Shamans, artists, writers and “normal people” know the state of the flow - they merge with their activity, time and space lose their meaning and actions that have previously been difficult to solve are suddenly easy for them. This state is called "Flowing" because actions seem to blend seamlessly.

But what does all this have to do with positive stress? More than you think, because creatives achieve this state especially when they devote themselves to a job that exceeds their abilities or what they can do a little. Routine does not trigger a “flow” any more than an activity that completely overwhelms those affected. Flowing that slightly exceeds the assumed abilities is the same state of stress mode.

If stress means an organism's sensations and responses to stimuli that overwhelm and threaten it in its current state, then the state of flowing, described as happiness, would be the state in which an easy mode of stress is successfully managed. (Dr. Utz Anhalt)

Author and source information

This text corresponds to the specifications of the medical literature, medical guidelines and current studies and has been checked by medical doctors.
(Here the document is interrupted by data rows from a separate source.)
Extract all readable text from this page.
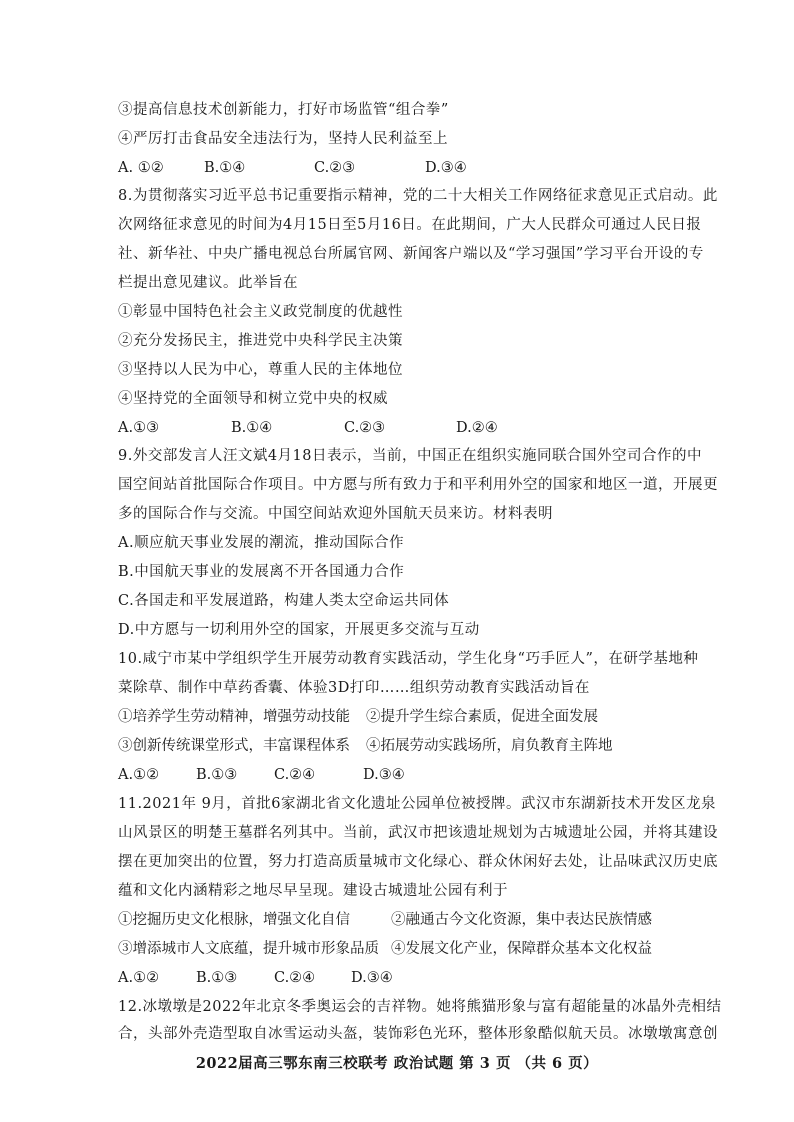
③提高信息技术创新能力，打好市场监管“组合拳”
④严厉打击食品安全违法行为，坚持人民利益至上
A. ①②	B.①④	C.②③	D.③④
8.为贯彻落实习近平总书记重要指示精神，党的二十大相关工作网络征求意见正式启动。此
次网络征求意见的时间为4月15日至5月16日。在此期间，广大人民群众可通过人民日报
社、新华社、中央广播电视总台所属官网、新闻客户端以及“学习强国”学习平台开设的专
栏提出意见建议。此举旨在
①彰显中国特色社会主义政党制度的优越性
②充分发扬民主，推进党中央科学民主决策
③坚持以人民为中心，尊重人民的主体地位
④坚持党的全面领导和树立党中央的权威
A.①③	B.①④	C.②③	D.②④
9.外交部发言人汪文斌4月18日表示，当前，中国正在组织实施同联合国外空司合作的中
国空间站首批国际合作项目。中方愿与所有致力于和平利用外空的国家和地区一道，开展更
多的国际合作与交流。中国空间站欢迎外国航天员来访。材料表明
A.顺应航天事业发展的潮流，推动国际合作
B.中国航天事业的发展离不开各国通力合作
C.各国走和平发展道路，构建人类太空命运共同体
D.中方愿与一切利用外空的国家，开展更多交流与互动
10.咸宁市某中学组织学生开展劳动教育实践活动，学生化身“巧手匠人”，在研学基地种
菜除草、制作中草药香囊、体验3D打印……组织劳动教育实践活动旨在
①培养学生劳动精神，增强劳动技能 ②提升学生综合素质，促进全面发展
③创新传统课堂形式，丰富课程体系 ④拓展劳动实践场所，肩负教育主阵地
A.①②	B.①③	C.②④	D.③④
11.2021年 9月，首批6家湖北省文化遗址公园单位被授牌。武汉市东湖新技术开发区龙泉
山风景区的明楚王墓群名列其中。当前，武汉市把该遗址规划为古城遗址公园，并将其建设
摆在更加突出的位置，努力打造高质量城市文化绿心、群众休闲好去处，让品味武汉历史底
蕴和文化内涵精彩之地尽早呈现。建设古城遗址公园有利于
①挖掘历史文化根脉，增强文化自信	②融通古今文化资源，集中表达民族情感
③增添城市人文底蕴，提升城市形象品质 ④发展文化产业，保障群众基本文化权益
A.①②	B.①③	C.②④ D.③④
12.冰墩墩是2022年北京冬季奥运会的吉祥物。她将熊猫形象与富有超能量的冰晶外壳相结
2022届高三鄂东南三校联考 政治试题 第 3 页 （共 6 页）
合，头部外壳造型取自冰雪运动头盔，装饰彩色光环，整体形象酷似航天员。冰墩墩寓意创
Dr. phil. Utz Anhalt, Barbara Schindewolf-Lensch

Swell:

  • Strobel, Ingrid: Stress management and burnout prevention: individual advice and guidelines for seminars, Georg Thieme Verlag, 2015
  • Le Fevre, Mark et al .: "Eustress, distress, and interpretation in occupational stress", in: Journal of Managerial Psychology, Vol. 18 Issue: 7, 2013, emeraldinsight.com
  • "A vacation from your mind: Problematic online gaming is a stress response", in: Computers in Human Behavior, Volume 38, September 2014, sciencedirect.com
  • Möller-Leimkühler, Anna Maria: From permanent stress to depression: How men deal with psychological stress and how they can cope better, Fischer & Gann, 2016
  • Willmann, Urs: Stress: Ein Lebensmittel, Pattloch eBook, 2016


Video: Outsmarting Stress and Enhancing Resilience (July 2022).